23 unit tests across all five library crates. No external services required.

---

## Theoretical background

The framework draws on:

- Kuramoto (1975, 1984) — coupled oscillator synchronisation and the critical coupling K_c = 2σ_ω/π
- Landau (1937) — second-order phase transitions; the Coherent → Phase-locked transition is discontinuous
- Banach (1922) — fixed-point theorem used in the Purpose Existence proof
- Kirchhoff (1847) — circuit analogy for constraint cycles
- Johnson (1975) — elementary cycle enumeration algorithm used in `wt-graph`

The full bibliography is in `publications/windtunnel-code-testing/references.bib`.

---

## Limitations

**Holonomy requires a cycle specification.** The dynamic phase measures `‖T_c(x) − T_c^spec(x)‖`. The specification function `T_c^spec` must be supplied by the user for each candidate cycle. Without it, the tool defaults to the identity (the cycle should return to its initial state), which is incorrect for stateful loops.

**Contribution scores require ablation runs.** Computing δS(u, E) requires re-running the system without unit u. For large ensembles this is O(n) runs. The static phase provides a regime map without this cost.

**Phase estimation is a proxy.** The `ScalarPhaseEstimator` maps the first state dimension to [0, 2π).

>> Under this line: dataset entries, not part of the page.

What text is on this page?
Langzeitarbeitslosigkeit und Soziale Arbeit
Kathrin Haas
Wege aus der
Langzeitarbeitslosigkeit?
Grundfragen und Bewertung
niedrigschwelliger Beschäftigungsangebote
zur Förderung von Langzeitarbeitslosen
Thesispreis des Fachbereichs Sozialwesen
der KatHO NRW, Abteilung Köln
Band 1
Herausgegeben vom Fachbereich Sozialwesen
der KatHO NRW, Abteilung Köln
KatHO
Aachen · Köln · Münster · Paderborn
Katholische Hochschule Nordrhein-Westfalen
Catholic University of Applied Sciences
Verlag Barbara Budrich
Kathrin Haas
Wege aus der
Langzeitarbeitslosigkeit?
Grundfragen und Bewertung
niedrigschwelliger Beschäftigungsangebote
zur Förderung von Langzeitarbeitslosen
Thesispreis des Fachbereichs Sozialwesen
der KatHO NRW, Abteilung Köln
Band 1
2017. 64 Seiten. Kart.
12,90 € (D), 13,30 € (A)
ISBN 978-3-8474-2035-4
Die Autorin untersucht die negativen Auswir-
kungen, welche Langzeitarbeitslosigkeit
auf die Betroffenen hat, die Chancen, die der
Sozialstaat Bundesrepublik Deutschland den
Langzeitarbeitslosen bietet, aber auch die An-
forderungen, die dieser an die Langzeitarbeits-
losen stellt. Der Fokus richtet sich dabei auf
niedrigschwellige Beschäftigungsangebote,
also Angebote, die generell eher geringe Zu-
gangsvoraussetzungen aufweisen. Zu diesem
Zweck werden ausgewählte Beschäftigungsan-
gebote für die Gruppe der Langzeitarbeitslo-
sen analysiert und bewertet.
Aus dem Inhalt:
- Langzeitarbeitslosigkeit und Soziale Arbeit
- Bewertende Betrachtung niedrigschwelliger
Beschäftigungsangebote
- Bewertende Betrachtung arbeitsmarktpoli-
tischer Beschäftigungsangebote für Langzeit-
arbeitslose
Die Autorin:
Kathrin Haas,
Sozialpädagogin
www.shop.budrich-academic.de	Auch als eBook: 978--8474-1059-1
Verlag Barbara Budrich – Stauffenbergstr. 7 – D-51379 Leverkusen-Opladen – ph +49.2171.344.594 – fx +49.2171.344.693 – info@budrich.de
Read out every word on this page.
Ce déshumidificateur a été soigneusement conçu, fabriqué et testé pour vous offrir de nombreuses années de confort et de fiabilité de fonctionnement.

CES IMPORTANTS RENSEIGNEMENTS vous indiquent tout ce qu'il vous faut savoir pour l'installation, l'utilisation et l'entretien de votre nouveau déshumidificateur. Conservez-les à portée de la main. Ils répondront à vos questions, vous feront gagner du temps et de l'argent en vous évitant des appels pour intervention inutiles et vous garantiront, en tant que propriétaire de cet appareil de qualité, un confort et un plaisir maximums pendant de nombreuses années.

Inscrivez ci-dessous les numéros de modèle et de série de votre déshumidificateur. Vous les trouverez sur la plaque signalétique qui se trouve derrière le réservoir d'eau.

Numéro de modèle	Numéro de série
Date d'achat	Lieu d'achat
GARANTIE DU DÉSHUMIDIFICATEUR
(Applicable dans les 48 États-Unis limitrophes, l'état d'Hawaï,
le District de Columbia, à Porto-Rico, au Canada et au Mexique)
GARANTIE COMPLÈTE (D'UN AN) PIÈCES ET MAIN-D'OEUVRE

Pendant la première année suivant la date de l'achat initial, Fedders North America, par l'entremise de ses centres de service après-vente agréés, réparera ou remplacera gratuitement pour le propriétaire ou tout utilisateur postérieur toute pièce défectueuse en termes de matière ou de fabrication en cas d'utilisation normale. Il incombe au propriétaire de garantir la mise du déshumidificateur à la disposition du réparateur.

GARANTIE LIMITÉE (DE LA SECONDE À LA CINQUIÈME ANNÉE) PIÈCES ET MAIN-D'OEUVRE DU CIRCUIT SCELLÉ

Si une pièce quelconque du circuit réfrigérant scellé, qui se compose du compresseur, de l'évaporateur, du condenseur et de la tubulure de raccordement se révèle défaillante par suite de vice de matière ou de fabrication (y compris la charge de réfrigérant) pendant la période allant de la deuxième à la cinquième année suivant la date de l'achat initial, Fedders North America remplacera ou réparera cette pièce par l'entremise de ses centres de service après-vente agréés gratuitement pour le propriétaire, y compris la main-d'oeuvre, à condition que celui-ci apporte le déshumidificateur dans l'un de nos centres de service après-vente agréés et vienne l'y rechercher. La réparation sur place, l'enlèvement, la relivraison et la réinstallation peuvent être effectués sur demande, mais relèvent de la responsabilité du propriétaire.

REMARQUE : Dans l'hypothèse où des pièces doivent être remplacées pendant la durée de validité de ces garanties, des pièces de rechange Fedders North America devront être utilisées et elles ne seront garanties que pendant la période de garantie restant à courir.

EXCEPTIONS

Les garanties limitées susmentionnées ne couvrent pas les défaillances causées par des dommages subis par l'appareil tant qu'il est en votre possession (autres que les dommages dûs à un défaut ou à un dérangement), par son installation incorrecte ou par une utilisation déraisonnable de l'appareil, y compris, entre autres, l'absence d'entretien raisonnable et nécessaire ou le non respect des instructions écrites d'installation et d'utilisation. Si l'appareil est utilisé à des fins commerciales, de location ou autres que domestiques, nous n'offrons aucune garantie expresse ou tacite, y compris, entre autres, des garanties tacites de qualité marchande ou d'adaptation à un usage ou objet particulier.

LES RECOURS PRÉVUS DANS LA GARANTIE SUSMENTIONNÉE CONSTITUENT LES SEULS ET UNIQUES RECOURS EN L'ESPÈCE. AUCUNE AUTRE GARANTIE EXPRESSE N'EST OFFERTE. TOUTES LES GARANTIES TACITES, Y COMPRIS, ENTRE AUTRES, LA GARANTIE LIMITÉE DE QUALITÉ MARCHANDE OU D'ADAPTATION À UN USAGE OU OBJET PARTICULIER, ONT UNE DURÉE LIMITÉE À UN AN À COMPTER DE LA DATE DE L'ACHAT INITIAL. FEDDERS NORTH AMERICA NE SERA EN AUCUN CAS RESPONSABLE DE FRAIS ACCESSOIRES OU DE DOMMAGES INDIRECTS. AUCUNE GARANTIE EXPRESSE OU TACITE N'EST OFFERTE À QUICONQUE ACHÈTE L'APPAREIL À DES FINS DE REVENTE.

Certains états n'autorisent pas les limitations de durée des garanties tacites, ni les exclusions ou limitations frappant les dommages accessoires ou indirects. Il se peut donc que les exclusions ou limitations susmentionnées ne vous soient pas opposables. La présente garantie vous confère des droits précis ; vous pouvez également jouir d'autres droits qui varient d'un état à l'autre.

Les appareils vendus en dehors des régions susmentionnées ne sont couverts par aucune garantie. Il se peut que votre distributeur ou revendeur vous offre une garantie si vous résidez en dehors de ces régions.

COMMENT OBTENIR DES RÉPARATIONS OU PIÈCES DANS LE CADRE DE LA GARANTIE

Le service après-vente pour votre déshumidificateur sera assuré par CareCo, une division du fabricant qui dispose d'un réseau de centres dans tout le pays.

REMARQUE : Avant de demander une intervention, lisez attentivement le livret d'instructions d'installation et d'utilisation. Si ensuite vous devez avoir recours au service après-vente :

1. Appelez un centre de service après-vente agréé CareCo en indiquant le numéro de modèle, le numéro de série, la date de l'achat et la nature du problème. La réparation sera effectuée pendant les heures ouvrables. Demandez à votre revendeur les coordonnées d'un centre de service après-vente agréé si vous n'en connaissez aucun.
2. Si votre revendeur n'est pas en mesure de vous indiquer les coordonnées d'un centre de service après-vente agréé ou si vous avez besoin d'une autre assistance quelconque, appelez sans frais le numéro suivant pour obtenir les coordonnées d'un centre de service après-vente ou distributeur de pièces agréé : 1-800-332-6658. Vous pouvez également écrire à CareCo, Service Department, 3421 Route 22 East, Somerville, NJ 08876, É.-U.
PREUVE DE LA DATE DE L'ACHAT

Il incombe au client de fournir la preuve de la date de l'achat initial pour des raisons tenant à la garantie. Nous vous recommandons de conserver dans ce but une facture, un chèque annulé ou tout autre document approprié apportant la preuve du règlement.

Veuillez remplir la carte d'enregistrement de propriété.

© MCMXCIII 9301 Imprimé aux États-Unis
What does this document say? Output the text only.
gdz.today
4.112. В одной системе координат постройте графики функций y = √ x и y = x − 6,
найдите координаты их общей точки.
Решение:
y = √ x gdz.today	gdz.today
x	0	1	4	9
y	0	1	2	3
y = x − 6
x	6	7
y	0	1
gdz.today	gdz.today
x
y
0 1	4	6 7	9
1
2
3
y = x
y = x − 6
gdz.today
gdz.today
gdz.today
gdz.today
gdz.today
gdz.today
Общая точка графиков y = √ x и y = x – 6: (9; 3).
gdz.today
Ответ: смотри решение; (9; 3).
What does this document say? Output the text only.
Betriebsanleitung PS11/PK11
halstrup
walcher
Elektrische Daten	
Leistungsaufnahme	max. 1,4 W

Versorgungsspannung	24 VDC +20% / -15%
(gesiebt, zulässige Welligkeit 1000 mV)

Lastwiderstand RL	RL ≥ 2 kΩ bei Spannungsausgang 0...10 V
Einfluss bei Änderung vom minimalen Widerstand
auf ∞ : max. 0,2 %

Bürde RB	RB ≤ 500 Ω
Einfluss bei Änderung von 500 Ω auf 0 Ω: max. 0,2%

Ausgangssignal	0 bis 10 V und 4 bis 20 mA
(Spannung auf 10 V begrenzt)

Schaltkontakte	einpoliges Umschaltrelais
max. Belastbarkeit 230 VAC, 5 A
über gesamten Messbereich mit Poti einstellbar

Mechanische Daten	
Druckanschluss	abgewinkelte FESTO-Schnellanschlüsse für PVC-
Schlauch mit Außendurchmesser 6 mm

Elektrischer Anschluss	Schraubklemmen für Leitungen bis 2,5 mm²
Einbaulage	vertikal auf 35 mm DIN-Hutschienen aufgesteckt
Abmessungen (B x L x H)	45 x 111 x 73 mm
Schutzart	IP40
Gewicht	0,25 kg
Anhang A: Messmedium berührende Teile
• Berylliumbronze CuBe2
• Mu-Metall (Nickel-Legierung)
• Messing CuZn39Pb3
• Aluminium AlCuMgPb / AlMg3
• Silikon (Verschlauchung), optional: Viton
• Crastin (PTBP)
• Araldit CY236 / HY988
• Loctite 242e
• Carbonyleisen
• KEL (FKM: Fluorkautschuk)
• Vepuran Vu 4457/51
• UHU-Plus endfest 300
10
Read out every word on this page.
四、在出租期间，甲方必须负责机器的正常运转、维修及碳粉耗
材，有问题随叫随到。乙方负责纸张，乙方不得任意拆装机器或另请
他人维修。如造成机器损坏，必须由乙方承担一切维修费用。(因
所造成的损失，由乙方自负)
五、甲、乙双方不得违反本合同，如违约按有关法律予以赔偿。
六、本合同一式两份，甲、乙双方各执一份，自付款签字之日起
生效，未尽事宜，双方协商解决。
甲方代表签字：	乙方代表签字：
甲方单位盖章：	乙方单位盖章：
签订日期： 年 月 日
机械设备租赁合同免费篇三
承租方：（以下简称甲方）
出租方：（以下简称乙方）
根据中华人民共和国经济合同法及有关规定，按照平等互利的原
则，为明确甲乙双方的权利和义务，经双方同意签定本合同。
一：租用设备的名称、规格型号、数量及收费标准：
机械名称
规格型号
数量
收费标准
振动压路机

For units whose state is not naturally periodic, the estimated R_dyn is a rough indicator, not a precise measurement. Custom estimators can be plugged in via the `PhaseEstimator` trait.

**The action-cell parameters (centre, radius, beta) are domain-specific.** The tool cannot infer them from traces alone. They must be provided by the caller or approximated from the centroid of terminus states.